小6国語「今、あなたに考えてほしいこと」京女式板書の技術
今回の教材は、「今、あなたに考えてほしいこと」です。6年間で身に付けた国語の力を振り返り、中学校へつなげるという学習活動です。筆者の意図である「今、あなたに考えてほしいこと」とはどういうことなのか。子供が「感じたこと」を文章の中からピップアップし、それを手がかりにして探っていく板書の工夫を紹介します。
監修/京都女子大学附属小学校特命副校長・吉永幸司
執筆/京都女子大学附属小学校教諭・酒井愛子
教材名 「今、あなたに考えてほしいこと」(光村図書)
目次
単元の計画(全5時間)
1 「中学校へつなげよう」を読み、6年間で身に付けた国語の力を振り返る。
2 「生きる」を書き写し、内容を読み取る。
3 「生きる」の詩を鑑賞する。
4 「今、あなたに考えてほしいこと」を読み、自分の考えをまとめる。
5 自分の考えを友達と交流し、その交流を基に、再度自分の学習を振り返り、表彰状にまとめる。
板書の基本
○本教材は、単元「卒業するみなさんへ」に含まれています。そのなかの「中学校へつなげよう」では、小学校6年間で身に付けた言葉を書き残す活動で始まります。続いて、詩「生きる」(谷川俊太郎)、そして、「今、あなたに考えてほしいこと」(中村桂子)で構成されています。
単元の扉では、「(前文略)文章を読んで、感じたことを友達と話しましょう」と呼びかけています。そのため、板書では、「感じたこと」の拠り所となる語や文を取り上げ、友達と話し合う手かがりにしたいと考えました。

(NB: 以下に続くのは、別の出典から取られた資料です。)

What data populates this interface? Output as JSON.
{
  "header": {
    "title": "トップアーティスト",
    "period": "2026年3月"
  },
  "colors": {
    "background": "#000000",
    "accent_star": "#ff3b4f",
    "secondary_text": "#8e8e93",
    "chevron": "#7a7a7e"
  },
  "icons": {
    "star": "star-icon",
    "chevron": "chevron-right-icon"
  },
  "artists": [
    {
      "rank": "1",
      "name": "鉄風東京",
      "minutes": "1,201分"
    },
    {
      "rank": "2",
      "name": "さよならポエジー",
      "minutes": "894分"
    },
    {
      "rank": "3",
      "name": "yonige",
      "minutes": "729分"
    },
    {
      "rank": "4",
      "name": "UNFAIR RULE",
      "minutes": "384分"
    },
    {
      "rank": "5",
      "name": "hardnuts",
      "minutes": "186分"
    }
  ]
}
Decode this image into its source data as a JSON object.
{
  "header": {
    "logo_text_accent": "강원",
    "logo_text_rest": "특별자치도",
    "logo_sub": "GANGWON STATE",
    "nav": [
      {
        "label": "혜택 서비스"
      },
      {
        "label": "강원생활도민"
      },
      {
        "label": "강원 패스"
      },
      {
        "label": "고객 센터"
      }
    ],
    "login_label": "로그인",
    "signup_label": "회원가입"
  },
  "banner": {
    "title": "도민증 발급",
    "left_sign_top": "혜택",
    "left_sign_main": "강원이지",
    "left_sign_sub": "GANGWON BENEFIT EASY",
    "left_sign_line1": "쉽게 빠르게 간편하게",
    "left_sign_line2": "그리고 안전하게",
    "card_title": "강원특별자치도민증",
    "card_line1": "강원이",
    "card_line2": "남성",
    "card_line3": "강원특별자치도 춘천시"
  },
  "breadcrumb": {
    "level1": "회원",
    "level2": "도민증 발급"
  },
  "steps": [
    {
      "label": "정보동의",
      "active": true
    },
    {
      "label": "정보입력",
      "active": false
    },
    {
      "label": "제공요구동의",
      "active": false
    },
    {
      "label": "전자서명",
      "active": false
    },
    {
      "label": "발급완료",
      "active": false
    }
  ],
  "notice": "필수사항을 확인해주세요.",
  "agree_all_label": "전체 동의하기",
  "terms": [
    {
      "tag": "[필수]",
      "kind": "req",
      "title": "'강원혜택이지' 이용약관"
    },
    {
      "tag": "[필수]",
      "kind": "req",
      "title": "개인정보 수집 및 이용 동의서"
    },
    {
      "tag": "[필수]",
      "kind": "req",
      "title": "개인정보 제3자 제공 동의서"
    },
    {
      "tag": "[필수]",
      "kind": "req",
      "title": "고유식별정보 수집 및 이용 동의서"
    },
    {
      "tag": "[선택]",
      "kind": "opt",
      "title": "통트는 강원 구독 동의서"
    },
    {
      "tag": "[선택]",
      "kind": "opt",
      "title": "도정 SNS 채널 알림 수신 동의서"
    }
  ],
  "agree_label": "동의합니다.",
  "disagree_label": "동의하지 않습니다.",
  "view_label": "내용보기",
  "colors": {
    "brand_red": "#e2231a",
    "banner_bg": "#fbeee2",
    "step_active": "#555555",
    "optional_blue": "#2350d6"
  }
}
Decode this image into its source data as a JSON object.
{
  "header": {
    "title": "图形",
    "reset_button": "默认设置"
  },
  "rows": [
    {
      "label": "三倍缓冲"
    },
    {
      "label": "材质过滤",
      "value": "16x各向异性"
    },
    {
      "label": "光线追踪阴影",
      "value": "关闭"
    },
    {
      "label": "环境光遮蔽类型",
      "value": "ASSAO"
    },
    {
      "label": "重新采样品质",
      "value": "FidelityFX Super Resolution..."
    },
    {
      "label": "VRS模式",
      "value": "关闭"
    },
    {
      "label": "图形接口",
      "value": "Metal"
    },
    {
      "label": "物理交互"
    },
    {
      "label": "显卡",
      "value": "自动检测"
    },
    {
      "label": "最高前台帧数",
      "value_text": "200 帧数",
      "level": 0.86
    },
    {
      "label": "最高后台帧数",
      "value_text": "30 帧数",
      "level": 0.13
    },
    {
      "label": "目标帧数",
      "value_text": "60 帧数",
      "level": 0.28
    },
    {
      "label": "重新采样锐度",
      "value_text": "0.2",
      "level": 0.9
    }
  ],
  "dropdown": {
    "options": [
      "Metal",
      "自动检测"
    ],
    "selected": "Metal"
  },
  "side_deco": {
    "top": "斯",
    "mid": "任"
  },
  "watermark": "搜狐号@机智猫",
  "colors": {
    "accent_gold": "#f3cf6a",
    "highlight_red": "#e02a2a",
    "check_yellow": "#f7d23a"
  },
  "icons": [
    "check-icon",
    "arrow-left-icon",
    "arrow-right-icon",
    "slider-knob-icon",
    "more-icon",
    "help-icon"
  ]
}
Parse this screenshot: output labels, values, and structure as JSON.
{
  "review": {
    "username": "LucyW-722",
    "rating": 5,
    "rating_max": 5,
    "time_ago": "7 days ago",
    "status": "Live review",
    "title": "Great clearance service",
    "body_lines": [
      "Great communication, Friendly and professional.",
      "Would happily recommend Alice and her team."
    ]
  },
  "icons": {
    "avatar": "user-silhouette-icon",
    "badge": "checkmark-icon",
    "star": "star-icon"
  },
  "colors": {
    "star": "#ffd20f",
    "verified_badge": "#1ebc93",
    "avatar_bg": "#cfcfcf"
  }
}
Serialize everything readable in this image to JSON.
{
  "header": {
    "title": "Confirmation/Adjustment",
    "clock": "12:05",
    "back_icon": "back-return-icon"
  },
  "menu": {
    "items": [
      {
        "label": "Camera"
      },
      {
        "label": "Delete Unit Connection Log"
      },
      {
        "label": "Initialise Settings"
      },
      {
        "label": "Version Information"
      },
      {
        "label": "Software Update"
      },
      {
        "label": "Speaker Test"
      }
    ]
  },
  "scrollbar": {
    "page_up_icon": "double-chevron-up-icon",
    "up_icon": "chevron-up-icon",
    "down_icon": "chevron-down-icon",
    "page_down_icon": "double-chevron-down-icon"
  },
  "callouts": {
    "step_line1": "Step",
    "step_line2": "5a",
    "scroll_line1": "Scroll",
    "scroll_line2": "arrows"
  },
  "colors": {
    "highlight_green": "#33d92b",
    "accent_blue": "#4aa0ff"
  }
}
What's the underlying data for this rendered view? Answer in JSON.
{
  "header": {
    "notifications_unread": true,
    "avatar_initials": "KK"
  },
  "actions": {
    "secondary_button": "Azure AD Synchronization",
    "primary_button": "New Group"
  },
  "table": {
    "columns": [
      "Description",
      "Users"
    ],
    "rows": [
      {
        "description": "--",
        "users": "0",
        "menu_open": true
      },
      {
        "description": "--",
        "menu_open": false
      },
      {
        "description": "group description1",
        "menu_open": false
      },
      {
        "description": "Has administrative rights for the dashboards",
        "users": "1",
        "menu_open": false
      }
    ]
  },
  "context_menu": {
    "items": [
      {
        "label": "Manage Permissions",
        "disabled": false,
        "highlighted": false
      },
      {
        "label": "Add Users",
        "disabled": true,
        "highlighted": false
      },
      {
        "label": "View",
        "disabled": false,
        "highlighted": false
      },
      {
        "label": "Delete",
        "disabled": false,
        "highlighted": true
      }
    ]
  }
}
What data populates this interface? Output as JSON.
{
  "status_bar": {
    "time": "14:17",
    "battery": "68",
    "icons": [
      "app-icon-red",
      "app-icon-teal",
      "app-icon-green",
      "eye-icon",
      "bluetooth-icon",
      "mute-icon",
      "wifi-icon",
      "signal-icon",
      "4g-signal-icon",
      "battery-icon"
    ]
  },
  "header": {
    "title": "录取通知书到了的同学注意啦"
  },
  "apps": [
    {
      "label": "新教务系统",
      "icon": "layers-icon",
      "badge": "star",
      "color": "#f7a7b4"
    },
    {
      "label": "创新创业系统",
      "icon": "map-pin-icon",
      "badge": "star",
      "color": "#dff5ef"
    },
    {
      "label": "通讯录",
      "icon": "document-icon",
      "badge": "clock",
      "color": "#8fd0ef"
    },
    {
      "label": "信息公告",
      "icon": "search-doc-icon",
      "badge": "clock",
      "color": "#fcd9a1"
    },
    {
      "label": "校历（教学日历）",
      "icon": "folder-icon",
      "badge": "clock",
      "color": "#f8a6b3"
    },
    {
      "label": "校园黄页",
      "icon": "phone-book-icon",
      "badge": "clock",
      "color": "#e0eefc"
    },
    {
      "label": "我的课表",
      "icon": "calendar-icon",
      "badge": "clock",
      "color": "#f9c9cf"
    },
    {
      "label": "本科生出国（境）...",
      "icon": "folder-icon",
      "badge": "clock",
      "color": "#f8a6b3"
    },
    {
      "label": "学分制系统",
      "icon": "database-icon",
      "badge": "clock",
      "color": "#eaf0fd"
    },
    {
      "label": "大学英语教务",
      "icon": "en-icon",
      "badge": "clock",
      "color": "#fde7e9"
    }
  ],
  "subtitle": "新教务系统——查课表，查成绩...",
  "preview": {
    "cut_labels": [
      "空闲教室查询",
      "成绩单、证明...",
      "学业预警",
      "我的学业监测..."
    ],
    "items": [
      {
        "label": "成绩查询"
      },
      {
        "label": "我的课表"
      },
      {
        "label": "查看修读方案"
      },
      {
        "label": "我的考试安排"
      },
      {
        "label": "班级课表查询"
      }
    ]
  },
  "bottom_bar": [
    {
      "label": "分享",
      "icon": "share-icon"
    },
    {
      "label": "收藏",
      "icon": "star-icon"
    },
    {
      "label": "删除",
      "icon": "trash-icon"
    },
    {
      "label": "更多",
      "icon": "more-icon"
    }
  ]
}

〇本教材の指導時間は1時間としました。文章全体を読み、「感じたこと」というテーマの言葉を大事にした板書にしました。そして、筆者の意図である「今、あなたに考えてほしいこと」につなぐようにしています。
板書のコツ(4/5時前半)
板書のコツ①
教材は次の文章から始まります。
「私の家の台所には、春になるとアリがやって来ます。(中略)私に自分より大きな荷物がどこまで運べるだろうと考えたら、アリの力には感心します。」
平易に見える内容です。しかし、これが、考えてほしいこととどうつながるのか、これだけではわかりにくいのです。そこで、次の段落に目を向けました。
「テレビで、野生動物の生活をさつえいした番組を見たことがあるでしょう。(中略)こうして、生き物はみな、生きることに全力をつくしています。」
この文章から「生きることに全力をつくしています」に目を向けた発言を契機に、ライオン、チーター、ミツバチなど、「野生の生き物」を例にして、「生きることに全力」を読者に伝えていることを、黒板の中央の右側に板書しました。
板書のコツ②
生き物全体がうまく生きているということについて述べた後、「人間」ついて、筆者は「ここで、私たち人間のことを考えてみましよう。」と次の段落で話題を広げています。続けて、「人間は、二本の足で歩くようになったので、(中略)そうして、考えたり、話し合ったりするなど、他の生き物とはずいぶんちがうことができるようになったのです。」とあり、人間の生き方について述べています。ここでは「想像力」が大事であるという意見を強調するために、黄色のチョークを用いて示しました。
板書のコツ(4/5時後半)
板書のコツ①
「人間」と「生き物」の事例を通して「生きることに全力をつくしています」について考えてきたまとめとして、「今、あなたに考えてほしいこと」と、まとめの叙述を板書しました。
それは、「みなが生き生き暮らせる社会を考え出す」「そのような未来にするには、技術をどのように使ったらよいだろうというところにまで、思いを広げることができる」ということを深く考える話し合いになりました。
板書は、発言した事柄ではなく、文章の言葉を取り出しました。そして、「未来のことまで考えて生き方を探す」と、黒板の左端に板書しました。
まとめの段階における板書のコツは、筆者の叙述から大事な語や文を選んで書くということと考えています。
板書のコツ②
子供の考えを基に、文章中にある語や文を板書したのは、次の考えからです。
1つ目は、叙述を手がかりにして、考えを広げようとしました。発言の内容を板書すると、抽象的な言葉が並ぶことが予想できたからです。まとめであるので、筆者の言葉を大事にしました。
2つ目は、板書を手がかりにするということは、文章の大事な事柄、つまり、筆者の考えを足場にするということになるからです。
「未来のことまで考えて生き方を探していくのが、今、求められている生き方なのではないでしょうか。(中略)難しいけれど、とても大事なことですし、すばらしいことを思いついたら、未来は今よりずっと楽しくなるにちがいありません。」という考えをまとめた板書です。